When sending tissue samples for histopathological and immunohistological examination, the following points must be observed:

  • artefact-free sampling of a typical lesion of sufficient size (diameter > 05 cm)
  • immediate fixation (4% formaldehyde ≙ 10% formalin)
  • preparation of an anamnesis including diagnostic task and clinical picture
  • shipment in a suitable container (available from us free of charge)
  • Immunohistochemistry can always be done after histopathology with the material supplied.
Detailed explanations:

As a sample, a representative piece of tissue free of preparation artefacts (e. g. disruption, squashing, electrocoagulation) should be taken. The diameter of the sample should not be less than 0.5 cm. An exception to this are samples which, for technical reasons, cannot be obtained otherwise (such as endoscopically taken stomach biopsies). Furthermore, it should be borne in mind that samples which are too small only provide little information, whereas samples that are too large cannot be fixed properly. Pieces of tissue with an edge length of 1 cm are recommended. However, this might vary depending on the lesion to be examined, the sampling site and the objective.

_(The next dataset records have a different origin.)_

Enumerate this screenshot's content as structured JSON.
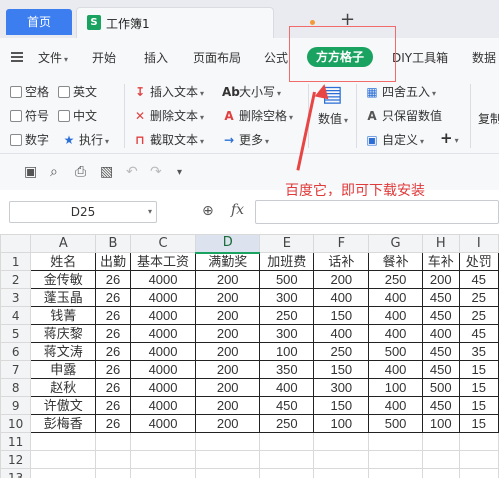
{
  "tabs": {
    "home": "首页",
    "doc_icon_letter": "S",
    "doc_title": "工作簿1",
    "doc_dot": "•",
    "new_tab": "+"
  },
  "menu": {
    "items": [
      "文件",
      "开始",
      "插入",
      "页面布局",
      "公式",
      "方方格子",
      "DIY工具箱",
      "数据"
    ],
    "file_caret": "▾",
    "active": "方方格子"
  },
  "ribbon": {
    "group1": [
      "空格",
      "英文",
      "符号",
      "中文",
      "数字"
    ],
    "execute": "执行",
    "group2": [
      "插入文本",
      "删除文本",
      "截取文本"
    ],
    "group3": [
      "大小写",
      "删除空格",
      "更多"
    ],
    "numeric": "数值",
    "group4": [
      "四舍五入",
      "只保留数值",
      "自定义"
    ],
    "plus": "+",
    "copy": "复制"
  },
  "annotation_text": "百度它，即可下载安装",
  "formula_bar": {
    "cell_ref": "D25",
    "fx": "fx",
    "value": ""
  },
  "sheet": {
    "columns": [
      "A",
      "B",
      "C",
      "D",
      "E",
      "F",
      "G",
      "H",
      "I"
    ],
    "active_column": "D",
    "row_numbers": [
      "1",
      "2",
      "3",
      "4",
      "5",
      "6",
      "7",
      "8",
      "9",
      "10",
      "11",
      "12",
      "13"
    ],
    "rows": [
      [
        "姓名",
        "出勤",
        "基本工资",
        "满勤奖",
        "加班费",
        "话补",
        "餐补",
        "车补",
        "处罚"
      ],
      [
        "金传敏",
        "26",
        "4000",
        "200",
        "500",
        "200",
        "250",
        "200",
        "45"
      ],
      [
        "蓬玉晶",
        "26",
        "4000",
        "200",
        "300",
        "400",
        "400",
        "450",
        "25"
      ],
      [
        "钱菁",
        "26",
        "4000",
        "200",
        "250",
        "150",
        "400",
        "450",
        "25"
      ],
      [
        "蒋庆黎",
        "26",
        "4000",
        "200",
        "300",
        "400",
        "400",
        "400",
        "45"
      ],
      [
        "蒋文涛",
        "26",
        "4000",
        "200",
        "100",
        "250",
        "500",
        "450",
        "35"
      ],
      [
        "申露",
        "26",
        "4000",
        "200",
        "350",
        "150",
        "400",
        "450",
        "15"
      ],
      [
        "赵秋",
        "26",
        "4000",
        "200",
        "400",
        "300",
        "100",
        "500",
        "15"
      ],
      [
        "许傲文",
        "26",
        "4000",
        "200",
        "450",
        "150",
        "400",
        "450",
        "15"
      ],
      [
        "彭梅香",
        "26",
        "4000",
        "200",
        "250",
        "100",
        "500",
        "100",
        "15"
      ]
    ]
  },
  "colors": {
    "accent": "#1aa260",
    "home_tab": "#3c7df0",
    "annotation": "#e03a3a"
  }
}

Small lesions should be placed centrally so they are not overlooked and thus truncated during preparation. If in doubt, several samples should be collected.

Skin punch

As skin samples, punch biopsies of all dermal layers with a diameter ≥ 0.6 cm are to be submitted. Primary lesions from several locations should be selected. The biopsied area should not be pre-treated by scraping or shaving. The anamnesis should contain all relevant data which might be important for the diagnosis. It is recommended to use our submission form Pathology, which especially focuses on skin and tumour diagnostics, but also leaves room for any other type of anamnesis.

Cytology

Samples can primarily be taken by wipe test, scraping or puncture (with or without aspiration). The most common technique is the fine needle aspiration, using a thin hollow needle (G22 – G 27) attached to a syringe. A vacuum is created and, if possible, the tissue should be punctured several times in different directions. Before detaching the needle, the vacuum must be released to avoid the material receding into the syringe. The material obtained is then pressed out of the needle onto the side of a glass slide. A second slide is placed flat at a right angle on top of the first one and is then carefully pulled away across the slide. If the sample is more liquid, a steeper angle (45°) – like in a blood smear – should be applied.

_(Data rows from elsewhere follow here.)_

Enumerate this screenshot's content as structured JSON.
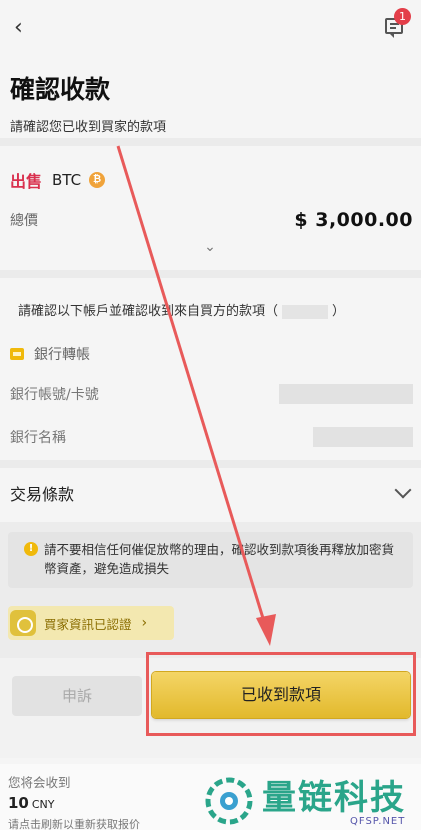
{
  "header": {
    "title": "確認收款",
    "subtitle": "請確認您已收到買家的款項",
    "notification_count": "1"
  },
  "order": {
    "side_label": "出售",
    "coin": "BTC",
    "coin_icon_glyph": "₿",
    "total_label": "總價",
    "total_value": "$ 3,000.00"
  },
  "payment": {
    "confirm_prefix": "請確認以下帳戶並確認收到來自買方的款項（",
    "confirm_suffix": "）",
    "method": "銀行轉帳",
    "fields": [
      {
        "label": "銀行帳號/卡號"
      },
      {
        "label": "銀行名稱"
      }
    ]
  },
  "terms": {
    "label": "交易條款"
  },
  "notice": {
    "text": "請不要相信任何催促放幣的理由，確認收到款項後再釋放加密貨幣資產，避免造成損失",
    "icon": "warning-icon"
  },
  "verified": {
    "label": "買家資訊已認證",
    "chevron": "›"
  },
  "actions": {
    "appeal_label": "申訴",
    "received_label": "已收到款項"
  },
  "footer": {
    "receive_label": "您将会收到",
    "receive_amount": "10",
    "receive_currency": "CNY",
    "note": "请点击刷新以重新获取报价"
  },
  "watermark": {
    "title": "量链科技",
    "subtitle": "QFSP.NET"
  },
  "colors": {
    "accent": "#f0b90b",
    "sell": "#d9304e",
    "annotation": "#e85a5a"
  }
}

For the cytological examination of puncture fluids, excretions or secretions, the fluids obtained are centrifuged at 2500-3000 rpm for three to five minutes. The supernatant is decanted and the sediment is carefully spread like a blood smear and shipped air-dried. Please indicate on the submission form whether it is a sediment smear or a native smear. If the puncture fluids are sent directly, EDTA tubes should be used as test vessels.

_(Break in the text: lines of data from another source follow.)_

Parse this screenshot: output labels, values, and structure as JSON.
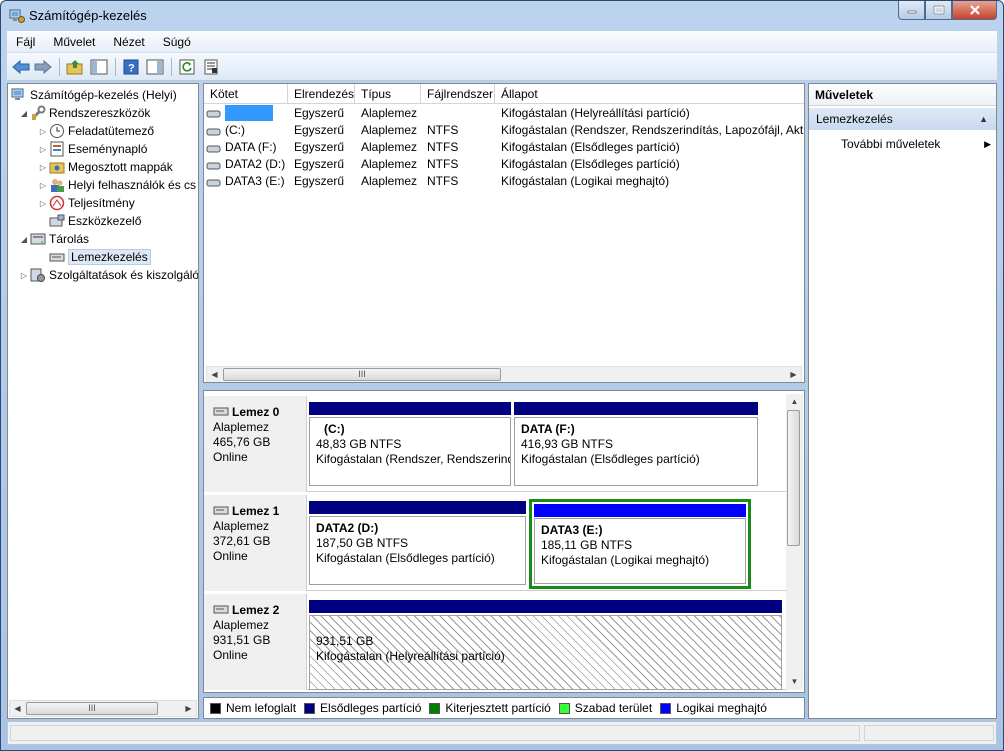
{
  "window": {
    "title": "Számítógép-kezelés"
  },
  "menu": [
    "Fájl",
    "Művelet",
    "Nézet",
    "Súgó"
  ],
  "toolbar": {
    "icons": [
      "back-icon",
      "forward-icon",
      "up-folder-icon",
      "show-hide-tree-icon",
      "help-icon",
      "show-hide-action-pane-icon",
      "refresh-icon",
      "properties-icon"
    ]
  },
  "tree": {
    "root": "Számítógép-kezelés (Helyi)",
    "system_tools": "Rendszereszközök",
    "task_scheduler": "Feladatütemező",
    "event_viewer": "Eseménynapló",
    "shared_folders": "Megosztott mappák",
    "local_users": "Helyi felhasználók és cs",
    "performance": "Teljesítmény",
    "device_manager": "Eszközkezelő",
    "storage": "Tárolás",
    "disk_management": "Lemezkezelés",
    "services": "Szolgáltatások és kiszolgáló",
    "hscroll_label": "III"
  },
  "volumes": {
    "columns": [
      "Kötet",
      "Elrendezés",
      "Típus",
      "Fájlrendszer",
      "Állapot"
    ],
    "rows": [
      {
        "volume": "",
        "layout": "Egyszerű",
        "type": "Alaplemez",
        "fs": "",
        "status": "Kifogástalan (Helyreállítási partíció)"
      },
      {
        "volume": "(C:)",
        "layout": "Egyszerű",
        "type": "Alaplemez",
        "fs": "NTFS",
        "status": "Kifogástalan (Rendszer, Rendszerindítás, Lapozófájl, Aktív,"
      },
      {
        "volume": "DATA (F:)",
        "layout": "Egyszerű",
        "type": "Alaplemez",
        "fs": "NTFS",
        "status": "Kifogástalan (Elsődleges partíció)"
      },
      {
        "volume": "DATA2 (D:)",
        "layout": "Egyszerű",
        "type": "Alaplemez",
        "fs": "NTFS",
        "status": "Kifogástalan (Elsődleges partíció)"
      },
      {
        "volume": "DATA3 (E:)",
        "layout": "Egyszerű",
        "type": "Alaplemez",
        "fs": "NTFS",
        "status": "Kifogástalan (Logikai meghajtó)"
      }
    ],
    "hscroll_label": "III"
  },
  "disks": [
    {
      "name": "Lemez 0",
      "kind": "Alaplemez",
      "size": "465,76 GB",
      "state": "Online",
      "partitions": [
        {
          "name": "(C:)",
          "size": "48,83 GB NTFS",
          "status": "Kifogástalan (Rendszer, Rendszerind"
        },
        {
          "name": "DATA  (F:)",
          "size": "416,93 GB NTFS",
          "status": "Kifogástalan (Elsődleges partíció)"
        }
      ]
    },
    {
      "name": "Lemez 1",
      "kind": "Alaplemez",
      "size": "372,61 GB",
      "state": "Online",
      "partitions": [
        {
          "name": "DATA2  (D:)",
          "size": "187,50 GB NTFS",
          "status": "Kifogástalan (Elsődleges partíció)"
        },
        {
          "name": "DATA3  (E:)",
          "size": "185,11 GB NTFS",
          "status": "Kifogástalan (Logikai meghajtó)"
        }
      ]
    },
    {
      "name": "Lemez 2",
      "kind": "Alaplemez",
      "size": "931,51 GB",
      "state": "Online",
      "partitions": [
        {
          "name": "",
          "size": "931,51 GB",
          "status": "Kifogástalan (Helyreállítási partíció)"
        }
      ]
    }
  ],
  "legend": [
    {
      "label": "Nem lefoglalt",
      "color": "#000000"
    },
    {
      "label": "Elsődleges partíció",
      "color": "#00007f"
    },
    {
      "label": "Kiterjesztett partíció",
      "color": "#008000"
    },
    {
      "label": "Szabad terület",
      "color": "#33ff33"
    },
    {
      "label": "Logikai meghajtó",
      "color": "#0000ff"
    }
  ],
  "colors": {
    "primary_partition": "#000080",
    "logical_drive": "#0000ff",
    "extended_border": "#1a8a1a",
    "selection": "#3399ff"
  },
  "actions": {
    "header": "Műveletek",
    "section": "Lemezkezelés",
    "more": "További műveletek"
  }
}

For bronchial, conjunctival and vaginal cytology, the swab obtained (cytobrush) should be rolled onto a glass slide, not smeared.

All smears should generally be sent in air-dried, but unfixed. If desired, the smears can already be stained at the practice (please note: do not use a cover glass). The most important point is to create a thin smear consisting of only one layer (monolayer). The most common reason for getting a limited quality up to not being able to assess at all are smears that are too thick.